BACKGROUND

Anterior cruciate ligament (ACL) and meniscal injuries are commonly diagnosed with multi-plane magnetic resonance imaging (MRI), but most artificial intelligence (AI) models use single-plane input, leaving the roles of each plane underexplored. This study aimed to investigate the differential impacts and interactions of sagittal, coronal, and axial knee MRI planes on the detection of ACL tears and meniscal tears within a deep learning (DL) model.

METHODS

The MRNet dataset, consisting of 1,130 training cases and 120 validation cases, was employed to develop the TripleMRNet model. This model was trained on images from one, two, or three planes, resulting in seven combinations. This study systematically compared diagnostic performance across these combinations with gradient-weighted class activation mapping (Grad-CAM) providing interpretability analysis.

RESULTS

For ACL tear detection, the three-plane model demonstrated the highest performance, achieving an accuracy (ACC) of 0.925, sensitivity (SEN) of 0.944, specificity (SPE) of 0.909, and F1 score of 0.919. The coronal model had the lowest ACC (0.842), SPE (0.833), and F1 score (0.829).
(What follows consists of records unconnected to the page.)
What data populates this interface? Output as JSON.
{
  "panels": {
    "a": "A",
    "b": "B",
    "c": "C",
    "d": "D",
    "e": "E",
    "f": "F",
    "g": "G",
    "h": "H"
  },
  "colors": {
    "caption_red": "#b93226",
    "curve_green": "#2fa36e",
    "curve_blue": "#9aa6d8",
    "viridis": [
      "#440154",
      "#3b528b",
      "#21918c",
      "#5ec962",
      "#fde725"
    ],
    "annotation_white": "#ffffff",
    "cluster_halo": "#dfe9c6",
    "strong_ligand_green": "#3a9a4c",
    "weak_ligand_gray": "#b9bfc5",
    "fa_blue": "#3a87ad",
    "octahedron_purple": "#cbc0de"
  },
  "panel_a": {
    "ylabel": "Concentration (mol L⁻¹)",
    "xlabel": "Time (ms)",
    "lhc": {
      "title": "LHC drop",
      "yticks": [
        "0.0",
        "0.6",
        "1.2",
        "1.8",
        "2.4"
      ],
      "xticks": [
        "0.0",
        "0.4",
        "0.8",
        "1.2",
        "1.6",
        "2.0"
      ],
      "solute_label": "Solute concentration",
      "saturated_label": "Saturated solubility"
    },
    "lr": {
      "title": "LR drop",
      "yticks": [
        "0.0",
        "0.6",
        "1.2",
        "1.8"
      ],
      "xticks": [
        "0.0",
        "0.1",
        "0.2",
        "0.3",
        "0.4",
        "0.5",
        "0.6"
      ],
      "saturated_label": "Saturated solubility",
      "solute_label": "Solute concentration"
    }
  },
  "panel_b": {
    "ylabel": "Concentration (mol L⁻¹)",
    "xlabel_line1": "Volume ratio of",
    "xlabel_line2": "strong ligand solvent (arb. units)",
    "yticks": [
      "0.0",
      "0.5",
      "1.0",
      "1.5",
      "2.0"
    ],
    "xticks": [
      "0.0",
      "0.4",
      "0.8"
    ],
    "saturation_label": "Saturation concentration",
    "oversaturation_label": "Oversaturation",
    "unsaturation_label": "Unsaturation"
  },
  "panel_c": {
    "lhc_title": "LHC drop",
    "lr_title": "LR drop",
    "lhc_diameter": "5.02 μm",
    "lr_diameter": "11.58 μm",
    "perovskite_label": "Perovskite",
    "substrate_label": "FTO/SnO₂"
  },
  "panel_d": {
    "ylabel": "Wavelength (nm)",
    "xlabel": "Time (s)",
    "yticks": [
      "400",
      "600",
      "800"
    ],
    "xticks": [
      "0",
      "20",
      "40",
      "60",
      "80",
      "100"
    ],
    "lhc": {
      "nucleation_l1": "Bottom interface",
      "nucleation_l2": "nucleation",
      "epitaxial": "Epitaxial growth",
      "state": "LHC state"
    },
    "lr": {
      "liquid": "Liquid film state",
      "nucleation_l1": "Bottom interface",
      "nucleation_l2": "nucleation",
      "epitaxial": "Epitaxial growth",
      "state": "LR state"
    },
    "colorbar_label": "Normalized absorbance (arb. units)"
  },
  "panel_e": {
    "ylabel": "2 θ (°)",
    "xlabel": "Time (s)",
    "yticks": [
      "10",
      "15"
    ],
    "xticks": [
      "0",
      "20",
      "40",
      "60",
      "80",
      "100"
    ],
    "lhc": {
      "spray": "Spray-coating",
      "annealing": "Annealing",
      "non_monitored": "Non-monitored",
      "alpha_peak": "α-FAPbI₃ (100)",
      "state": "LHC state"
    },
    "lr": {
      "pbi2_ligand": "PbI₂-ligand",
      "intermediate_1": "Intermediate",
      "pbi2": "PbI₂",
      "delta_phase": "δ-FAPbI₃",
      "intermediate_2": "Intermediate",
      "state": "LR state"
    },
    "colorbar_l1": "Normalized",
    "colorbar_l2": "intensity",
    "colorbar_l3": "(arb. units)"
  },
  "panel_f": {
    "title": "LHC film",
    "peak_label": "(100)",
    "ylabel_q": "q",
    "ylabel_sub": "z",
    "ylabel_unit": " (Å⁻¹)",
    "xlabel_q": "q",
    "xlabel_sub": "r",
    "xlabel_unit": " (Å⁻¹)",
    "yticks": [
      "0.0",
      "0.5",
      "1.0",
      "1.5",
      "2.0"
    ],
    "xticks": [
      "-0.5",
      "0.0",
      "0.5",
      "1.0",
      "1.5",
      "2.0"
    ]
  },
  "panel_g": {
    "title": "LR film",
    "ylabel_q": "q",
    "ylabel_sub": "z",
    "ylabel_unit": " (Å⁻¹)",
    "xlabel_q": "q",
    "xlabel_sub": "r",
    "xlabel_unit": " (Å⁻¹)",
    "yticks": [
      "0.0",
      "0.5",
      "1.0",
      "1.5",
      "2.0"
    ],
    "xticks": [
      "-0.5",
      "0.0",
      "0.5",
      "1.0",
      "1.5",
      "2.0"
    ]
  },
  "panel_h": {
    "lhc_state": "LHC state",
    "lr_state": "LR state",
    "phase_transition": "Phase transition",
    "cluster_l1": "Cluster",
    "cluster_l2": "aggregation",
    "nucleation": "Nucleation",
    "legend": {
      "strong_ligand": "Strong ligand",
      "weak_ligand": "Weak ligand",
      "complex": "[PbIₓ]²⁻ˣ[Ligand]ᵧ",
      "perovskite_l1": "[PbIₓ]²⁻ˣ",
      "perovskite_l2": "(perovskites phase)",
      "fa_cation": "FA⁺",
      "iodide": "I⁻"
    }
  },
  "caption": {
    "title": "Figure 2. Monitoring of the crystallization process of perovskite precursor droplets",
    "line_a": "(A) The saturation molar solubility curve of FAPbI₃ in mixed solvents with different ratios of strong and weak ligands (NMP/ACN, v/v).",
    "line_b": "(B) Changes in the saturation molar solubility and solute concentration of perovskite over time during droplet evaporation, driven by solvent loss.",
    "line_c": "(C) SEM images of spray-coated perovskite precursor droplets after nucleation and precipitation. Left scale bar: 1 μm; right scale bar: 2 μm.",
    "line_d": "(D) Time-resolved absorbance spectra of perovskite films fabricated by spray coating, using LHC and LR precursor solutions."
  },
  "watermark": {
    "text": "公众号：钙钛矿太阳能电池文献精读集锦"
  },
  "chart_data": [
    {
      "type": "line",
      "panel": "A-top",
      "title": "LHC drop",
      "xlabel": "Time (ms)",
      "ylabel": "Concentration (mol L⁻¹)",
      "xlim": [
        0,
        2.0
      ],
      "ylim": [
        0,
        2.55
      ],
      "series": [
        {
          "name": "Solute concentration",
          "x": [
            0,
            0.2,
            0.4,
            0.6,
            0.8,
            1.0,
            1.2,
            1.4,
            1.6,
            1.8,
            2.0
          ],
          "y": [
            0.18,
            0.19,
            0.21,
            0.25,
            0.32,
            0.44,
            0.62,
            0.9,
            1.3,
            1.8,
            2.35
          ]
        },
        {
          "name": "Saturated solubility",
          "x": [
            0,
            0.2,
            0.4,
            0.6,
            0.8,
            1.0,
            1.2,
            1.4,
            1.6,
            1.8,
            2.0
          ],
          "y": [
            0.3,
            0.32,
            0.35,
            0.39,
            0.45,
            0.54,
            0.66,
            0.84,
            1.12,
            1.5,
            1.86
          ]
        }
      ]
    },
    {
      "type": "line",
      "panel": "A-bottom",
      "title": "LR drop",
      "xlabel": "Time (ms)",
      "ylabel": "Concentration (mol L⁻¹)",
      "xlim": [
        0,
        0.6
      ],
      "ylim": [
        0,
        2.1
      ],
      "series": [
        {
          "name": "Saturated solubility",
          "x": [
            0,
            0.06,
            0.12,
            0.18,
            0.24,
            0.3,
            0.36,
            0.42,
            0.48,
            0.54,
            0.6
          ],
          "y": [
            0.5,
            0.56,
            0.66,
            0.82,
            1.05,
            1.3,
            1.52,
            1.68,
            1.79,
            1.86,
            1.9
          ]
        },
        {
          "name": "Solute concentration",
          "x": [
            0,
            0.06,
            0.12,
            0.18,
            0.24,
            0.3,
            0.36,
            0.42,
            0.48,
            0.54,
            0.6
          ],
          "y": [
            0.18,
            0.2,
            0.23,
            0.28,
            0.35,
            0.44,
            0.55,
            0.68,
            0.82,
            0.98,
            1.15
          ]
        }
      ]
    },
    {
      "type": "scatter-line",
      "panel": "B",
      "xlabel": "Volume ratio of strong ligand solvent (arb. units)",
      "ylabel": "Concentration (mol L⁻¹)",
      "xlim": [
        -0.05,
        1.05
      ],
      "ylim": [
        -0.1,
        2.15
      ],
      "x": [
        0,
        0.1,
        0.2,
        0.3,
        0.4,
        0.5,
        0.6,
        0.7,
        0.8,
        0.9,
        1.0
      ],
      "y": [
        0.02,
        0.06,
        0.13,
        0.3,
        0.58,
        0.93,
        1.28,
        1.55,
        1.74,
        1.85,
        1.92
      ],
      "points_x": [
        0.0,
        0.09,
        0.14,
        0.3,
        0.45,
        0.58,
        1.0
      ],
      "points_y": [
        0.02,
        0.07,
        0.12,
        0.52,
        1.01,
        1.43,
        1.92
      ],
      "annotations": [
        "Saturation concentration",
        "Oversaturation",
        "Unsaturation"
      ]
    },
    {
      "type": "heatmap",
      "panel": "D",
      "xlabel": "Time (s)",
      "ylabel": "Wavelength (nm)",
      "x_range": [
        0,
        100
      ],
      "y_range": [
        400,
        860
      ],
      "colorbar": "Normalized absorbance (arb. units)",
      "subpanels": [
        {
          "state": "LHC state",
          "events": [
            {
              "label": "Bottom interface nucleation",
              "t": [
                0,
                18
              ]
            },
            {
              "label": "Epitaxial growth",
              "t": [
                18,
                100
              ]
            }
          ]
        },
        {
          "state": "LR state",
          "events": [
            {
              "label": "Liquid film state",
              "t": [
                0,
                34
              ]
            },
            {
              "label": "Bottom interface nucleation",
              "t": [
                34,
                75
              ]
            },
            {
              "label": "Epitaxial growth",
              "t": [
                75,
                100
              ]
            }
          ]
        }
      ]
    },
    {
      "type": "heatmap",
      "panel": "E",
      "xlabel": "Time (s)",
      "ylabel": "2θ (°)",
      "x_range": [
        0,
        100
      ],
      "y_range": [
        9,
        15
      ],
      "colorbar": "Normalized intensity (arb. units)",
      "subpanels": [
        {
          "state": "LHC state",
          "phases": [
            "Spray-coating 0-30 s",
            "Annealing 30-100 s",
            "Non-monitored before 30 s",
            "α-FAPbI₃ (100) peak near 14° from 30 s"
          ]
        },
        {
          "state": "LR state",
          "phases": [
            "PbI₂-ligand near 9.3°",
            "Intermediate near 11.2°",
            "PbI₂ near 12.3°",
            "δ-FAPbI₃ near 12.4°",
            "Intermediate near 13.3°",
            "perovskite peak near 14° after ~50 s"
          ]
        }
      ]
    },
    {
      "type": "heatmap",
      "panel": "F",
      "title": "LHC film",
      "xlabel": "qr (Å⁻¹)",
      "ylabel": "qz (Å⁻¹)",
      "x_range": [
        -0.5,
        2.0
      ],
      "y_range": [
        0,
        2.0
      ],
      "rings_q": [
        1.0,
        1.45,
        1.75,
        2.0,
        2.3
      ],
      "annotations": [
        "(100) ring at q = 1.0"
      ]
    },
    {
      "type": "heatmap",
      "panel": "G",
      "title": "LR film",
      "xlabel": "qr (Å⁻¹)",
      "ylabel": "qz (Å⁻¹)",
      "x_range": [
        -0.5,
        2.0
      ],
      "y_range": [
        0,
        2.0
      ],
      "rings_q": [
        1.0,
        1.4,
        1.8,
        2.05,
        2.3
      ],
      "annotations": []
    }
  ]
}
For meniscal tear detection, although SEN remained similar across all seven models, the 3-plane model demonstrated superior performance in terms of ACC (0.783), SPE (0.824), and F1 score (0.745). The axial model ranked just below the 3-plane model across these three metrics, with only a slight margin. Conversely, the sagittal model performed the worst, with an ACC of 0.633, SPE of 0.545, and an F1 score of 0.639.

CONCLUSIONS

The sagittal plane was shown to be the most effective for detecting ACL tears, with the axial MR images also demonstrating significant utility. For meniscal tear detection, the axial plane markedly outperformed the other two planes, and the sagittal plane exhibited the poorest performance.